A new Utah law that mandates a life prison sentence for a criminal's second sexual offense against a child is being revisited to add more "middle ground" plea options, Rep. Carl Wimmer, R-Herriman, told the Utah Sentencing Commission Wednesday.
The bill addresses public clamor for a Utah version of Jessica's Law, a 2005 Florida law that gives first offenders a mandatory minimum sentence of 25 years in prison, but would add an "attempted" category to existing designations of criminal sexual offenses against children and add a fifteen-year minimum mandatory sentences.
That addition would give prosecutors new plea-bargaining leverage in cases, for instance, without hard evidence or where a youthful witness might have to testify if the case went to trial. "The problem nationwide is people plead (a felony charge) down (to a misdemeanor) but there is nothing in the middle," Wimmer said, adding that his revision of HB86, which passed in the Legislature earlier this year, "offers every option possible while satisfying the public outcry for a Jessica's Law."

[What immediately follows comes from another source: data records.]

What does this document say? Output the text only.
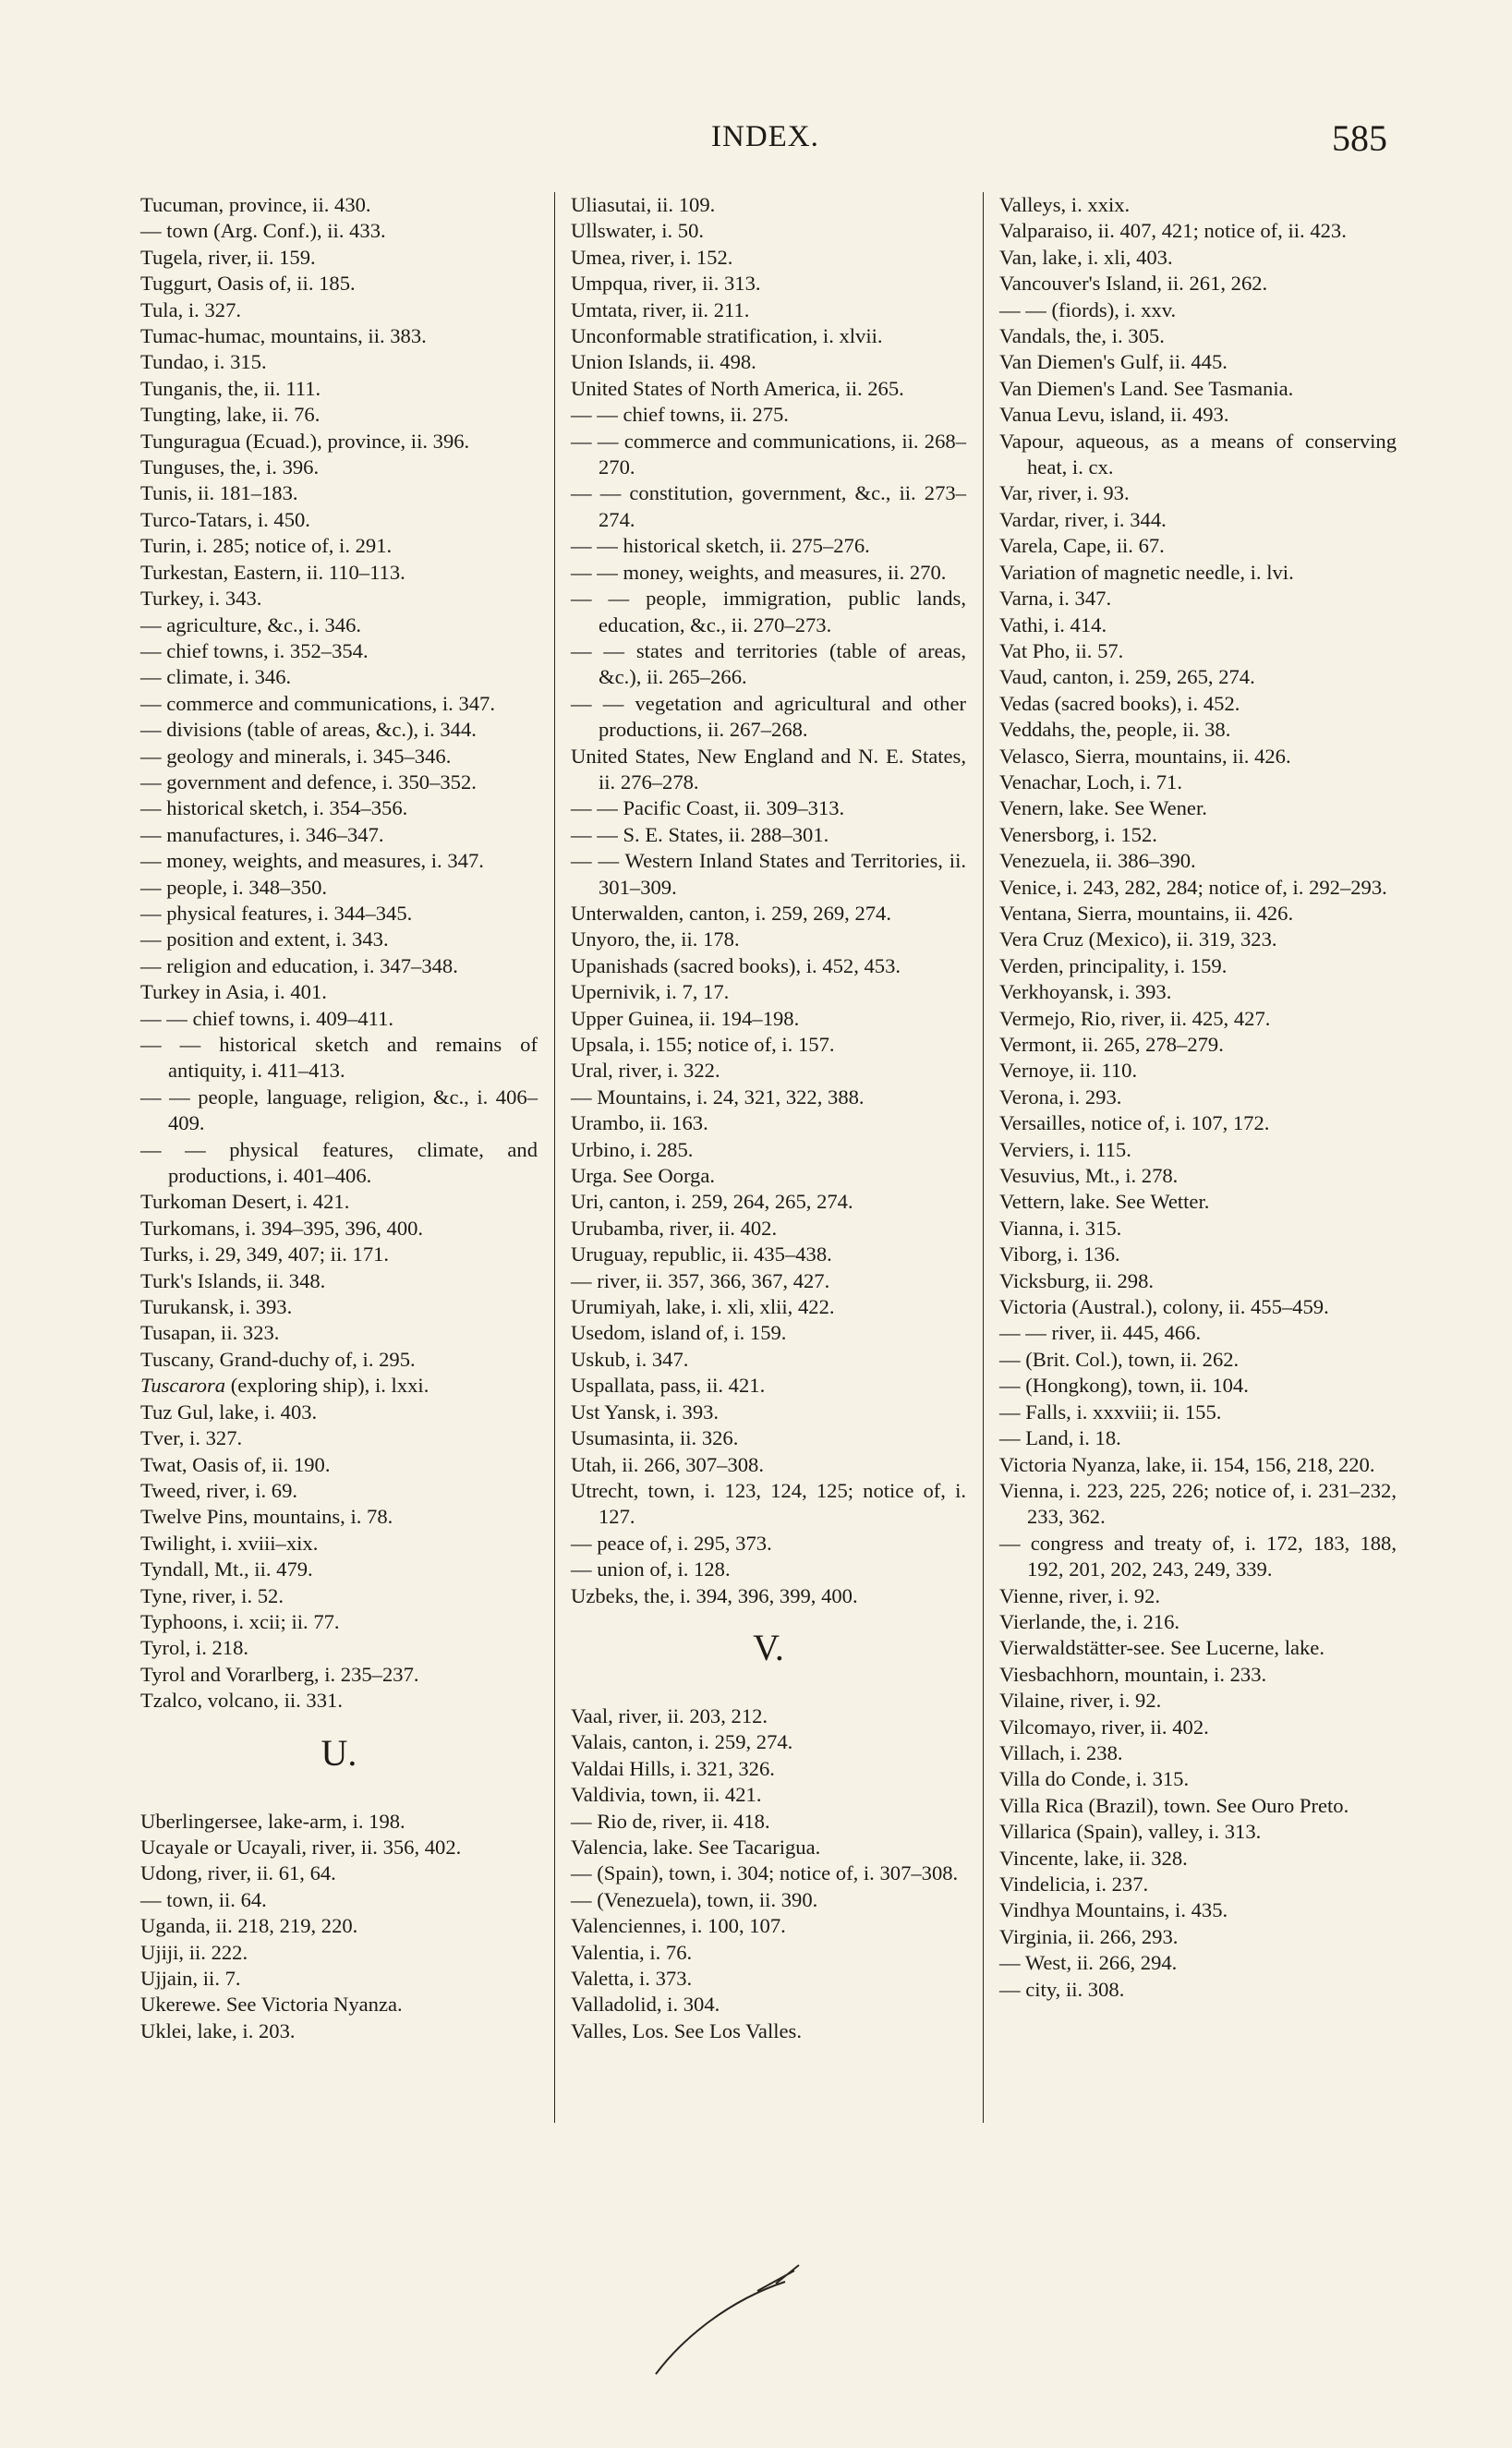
INDEX.	585
Tucuman, province, ii. 430.
— town (Arg. Conf.), ii. 433.
Tugela, river, ii. 159.
Tuggurt, Oasis of, ii. 185.
Tula, i. 327.
Tumac-humac, mountains, ii. 383.
Tundao, i. 315.
Tunganis, the, ii. 111.
Tungting, lake, ii. 76.
Tunguragua (Ecuad.), province, ii. 396.
Tunguses, the, i. 396.
Tunis, ii. 181–183.
Turco-Tatars, i. 450.
Turin, i. 285; notice of, i. 291.
Turkestan, Eastern, ii. 110–113.
Turkey, i. 343.
— agriculture, &c., i. 346.
— chief towns, i. 352–354.
— climate, i. 346.
— commerce and communications, i. 347.
— divisions (table of areas, &c.), i. 344.
— geology and minerals, i. 345–346.
— government and defence, i. 350–352.
— historical sketch, i. 354–356.
— manufactures, i. 346–347.
— money, weights, and measures, i. 347.
— people, i. 348–350.
— physical features, i. 344–345.
— position and extent, i. 343.
— religion and education, i. 347–348.
Turkey in Asia, i. 401.
— — chief towns, i. 409–411.
— — historical sketch and remains of antiquity, i. 411–413.
— — people, language, religion, &c., i. 406–409.
— — physical features, climate, and productions, i. 401–406.
Turkoman Desert, i. 421.
Turkomans, i. 394–395, 396, 400.
Turks, i. 29, 349, 407; ii. 171.
Turk's Islands, ii. 348.
Turukansk, i. 393.
Tusapan, ii. 323.
Tuscany, Grand-duchy of, i. 295.
Tuscarora (exploring ship), i. lxxi.
Tuz Gul, lake, i. 403.
Tver, i. 327.
Twat, Oasis of, ii. 190.
Tweed, river, i. 69.
Twelve Pins, mountains, i. 78.
Twilight, i. xviii–xix.
Tyndall, Mt., ii. 479.
Tyne, river, i. 52.
Typhoons, i. xcii; ii. 77.
Tyrol, i. 218.
Tyrol and Vorarlberg, i. 235–237.
Tzalco, volcano, ii. 331.
U.
Uberlingersee, lake-arm, i. 198.
Ucayale or Ucayali, river, ii. 356, 402.
Udong, river, ii. 61, 64.
— town, ii. 64.
Uganda, ii. 218, 219, 220.
Ujiji, ii. 222.
Ujjain, ii. 7.
Ukerewe. See Victoria Nyanza.
Uklei, lake, i. 203.
Uliasutai, ii. 109.
Ullswater, i. 50.
Umea, river, i. 152.
Umpqua, river, ii. 313.
Umtata, river, ii. 211.
Unconformable stratification, i. xlvii.
Union Islands, ii. 498.
United States of North America, ii. 265.
— — chief towns, ii. 275.
— — commerce and communications, ii. 268–270.
— — constitution, government, &c., ii. 273–274.
— — historical sketch, ii. 275–276.
— — money, weights, and measures, ii. 270.
— — people, immigration, public lands, education, &c., ii. 270–273.
— — states and territories (table of areas, &c.), ii. 265–266.
— — vegetation and agricultural and other productions, ii. 267–268.
United States, New England and N. E. States, ii. 276–278.
— — Pacific Coast, ii. 309–313.
— — S. E. States, ii. 288–301.
— — Western Inland States and Territories, ii. 301–309.
Unterwalden, canton, i. 259, 269, 274.
Unyoro, the, ii. 178.
Upanishads (sacred books), i. 452, 453.
Upernivik, i. 7, 17.
Upper Guinea, ii. 194–198.
Upsala, i. 155; notice of, i. 157.
Ural, river, i. 322.
— Mountains, i. 24, 321, 322, 388.
Urambo, ii. 163.
Urbino, i. 285.
Urga. See Oorga.
Uri, canton, i. 259, 264, 265, 274.
Urubamba, river, ii. 402.
Uruguay, republic, ii. 435–438.
— river, ii. 357, 366, 367, 427.
Urumiyah, lake, i. xli, xlii, 422.
Usedom, island of, i. 159.
Uskub, i. 347.
Uspallata, pass, ii. 421.
Ust Yansk, i. 393.
Usumasinta, ii. 326.
Utah, ii. 266, 307–308.
Utrecht, town, i. 123, 124, 125; notice of, i. 127.
— peace of, i. 295, 373.
— union of, i. 128.
Uzbeks, the, i. 394, 396, 399, 400.
V.
Vaal, river, ii. 203, 212.
Valais, canton, i. 259, 274.
Valdai Hills, i. 321, 326.
Valdivia, town, ii. 421.
— Rio de, river, ii. 418.
Valencia, lake. See Tacarigua.
— (Spain), town, i. 304; notice of, i. 307–308.
— (Venezuela), town, ii. 390.
Valenciennes, i. 100, 107.
Valentia, i. 76.
Valetta, i. 373.
Valladolid, i. 304.
Valles, Los. See Los Valles.
Valleys, i. xxix.
Valparaiso, ii. 407, 421; notice of, ii. 423.
Van, lake, i. xli, 403.
Vancouver's Island, ii. 261, 262.
— — (fiords), i. xxv.
Vandals, the, i. 305.
Van Diemen's Gulf, ii. 445.
Van Diemen's Land. See Tasmania.
Vanua Levu, island, ii. 493.
Vapour, aqueous, as a means of conserving heat, i. cx.
Var, river, i. 93.
Vardar, river, i. 344.
Varela, Cape, ii. 67.
Variation of magnetic needle, i. lvi.
Varna, i. 347.
Vathi, i. 414.
Vat Pho, ii. 57.
Vaud, canton, i. 259, 265, 274.
Vedas (sacred books), i. 452.
Veddahs, the, people, ii. 38.
Velasco, Sierra, mountains, ii. 426.
Venachar, Loch, i. 71.
Venern, lake. See Wener.
Venersborg, i. 152.
Venezuela, ii. 386–390.
Venice, i. 243, 282, 284; notice of, i. 292–293.
Ventana, Sierra, mountains, ii. 426.
Vera Cruz (Mexico), ii. 319, 323.
Verden, principality, i. 159.
Verkhoyansk, i. 393.
Vermejo, Rio, river, ii. 425, 427.
Vermont, ii. 265, 278–279.
Vernoye, ii. 110.
Verona, i. 293.
Versailles, notice of, i. 107, 172.
Verviers, i. 115.
Vesuvius, Mt., i. 278.
Vettern, lake. See Wetter.
Vianna, i. 315.
Viborg, i. 136.
Vicksburg, ii. 298.
Victoria (Austral.), colony, ii. 455–459.
— — river, ii. 445, 466.
— (Brit. Col.), town, ii. 262.
— (Hongkong), town, ii. 104.
— Falls, i. xxxviii; ii. 155.
— Land, i. 18.
Victoria Nyanza, lake, ii. 154, 156, 218, 220.
Vienna, i. 223, 225, 226; notice of, i. 231–232, 233, 362.
— congress and treaty of, i. 172, 183, 188, 192, 201, 202, 243, 249, 339.
Vienne, river, i. 92.
Vierlande, the, i. 216.
Vierwaldstätter-see. See Lucerne, lake.
Viesbachhorn, mountain, i. 233.
Vilaine, river, i. 92.
Vilcomayo, river, ii. 402.
Villach, i. 238.
Villa do Conde, i. 315.
Villa Rica (Brazil), town. See Ouro Preto.
Villarica (Spain), valley, i. 313.
Vincente, lake, ii. 328.
Vindelicia, i. 237.
Vindhya Mountains, i. 435.
Virginia, ii. 266, 293.
— West, ii. 266, 294.
— city, ii. 308.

Responding to a question from the commission, Wimmer said victims' advocates agree with the concept of the bill even though they are not thrilled with the idea of an offender being able to plead down an offense to something "attempted."
"It sounds soft to the victim, but it also sounds soft to the suspect," Wimmer said, with the accused more likely to choose mandatory prison time in a plea bargain in a case that otherwise might be difficult for prosecutors to win.

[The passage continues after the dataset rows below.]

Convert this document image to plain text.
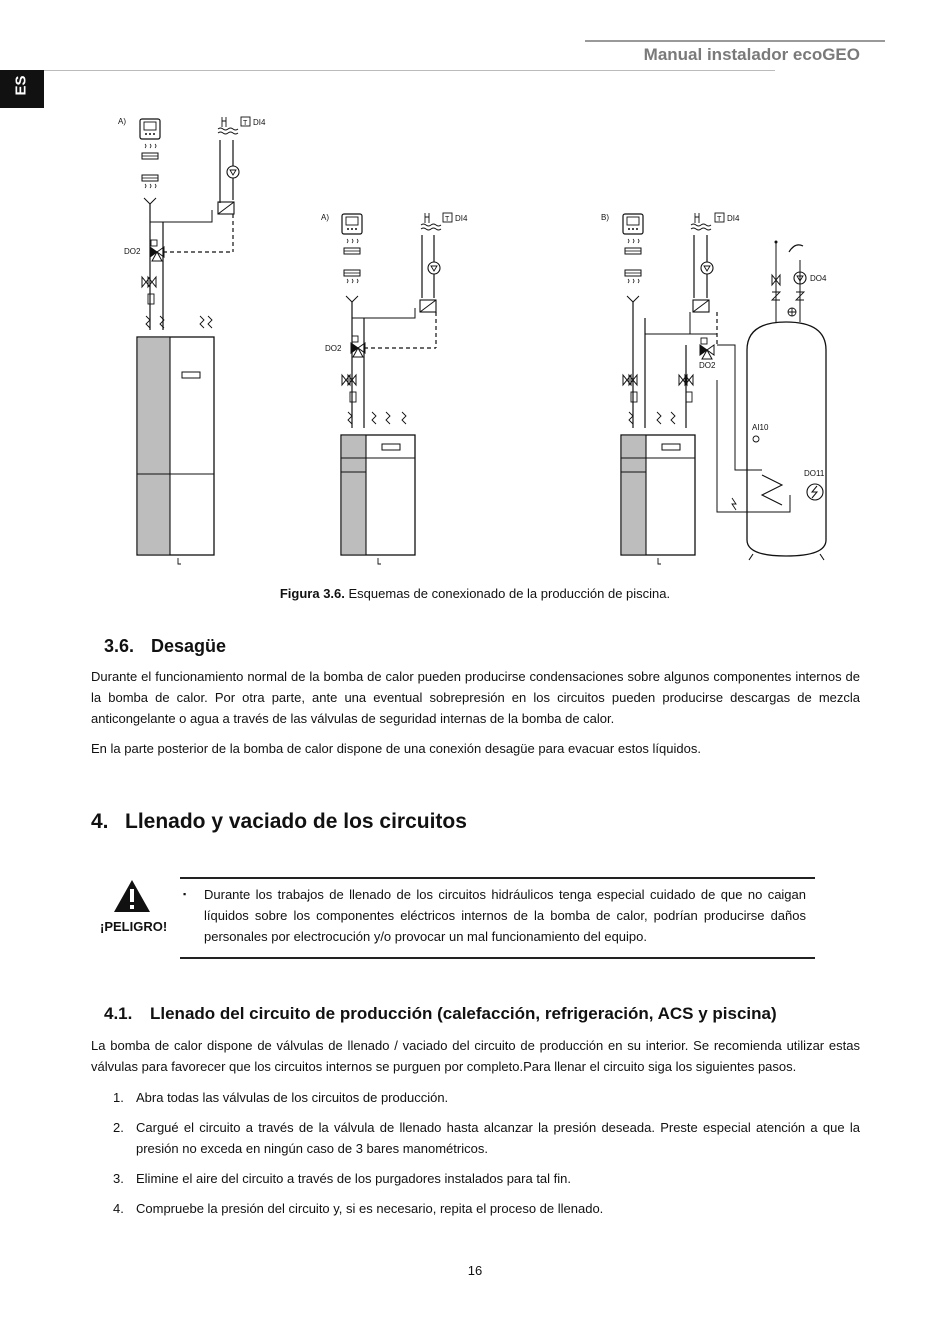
Manual instalador ecoGEO
ES
A)	T DI4
DO2
A)	T DI4
DO2
B)	T DI4
DO2
DO11
AI10
DO4
Figura 3.6. Esquemas de conexionado de la producción de piscina.
3.6. Desagüe
Durante el funcionamiento normal de la bomba de calor pueden producirse condensaciones sobre algunos componentes internos de la bomba de calor. Por otra parte, ante una eventual sobrepresión en los circuitos pueden producirse descargas de mezcla anticongelante o agua a través de las válvulas de seguridad internas de la bomba de calor.
En la parte posterior de la bomba de calor dispone de una conexión desagüe para evacuar estos líquidos.
4. Llenado y vaciado de los circuitos
¡PELIGRO!
▪ Durante los trabajos de llenado de los circuitos hidráulicos tenga especial cuidado de que no caigan líquidos sobre los componentes eléctricos internos de la bomba de calor, podrían producirse daños personales por electrocución y/o provocar un mal funcionamiento del equipo.
4.1. Llenado del circuito de producción (calefacción, refrigeración, ACS y piscina)
La bomba de calor dispone de válvulas de llenado / vaciado del circuito de producción en su interior. Se recomienda utilizar estas válvulas para favorecer que los circuitos internos se purguen por completo.Para llenar el circuito siga los siguientes pasos.
1. Abra todas las válvulas de los circuitos de producción.
2. Cargué el circuito a través de la válvula de llenado hasta alcanzar la presión deseada. Preste especial atención a que la presión no exceda en ningún caso de 3 bares manométricos.
3. Elimine el aire del circuito a través de los purgadores instalados para tal fin.
4. Compruebe la presión del circuito y, si es necesario, repita el proceso de llenado.
16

Wimmer said he has been working on the bill with Gov. Jon Huntsman Jr. and plans to reveal details of the proposal in a press conference with the governor. The governor's office said Wednesday they have been working with Wimmer on a bill but do not yet have an announcement scheduled.Jessica's Law, also known as the Jessica Lunsford Act in the federal criminal arena, is named for Jessica Lunsford, who was raped and murdered in 2005 by a previously-convicted sex offender.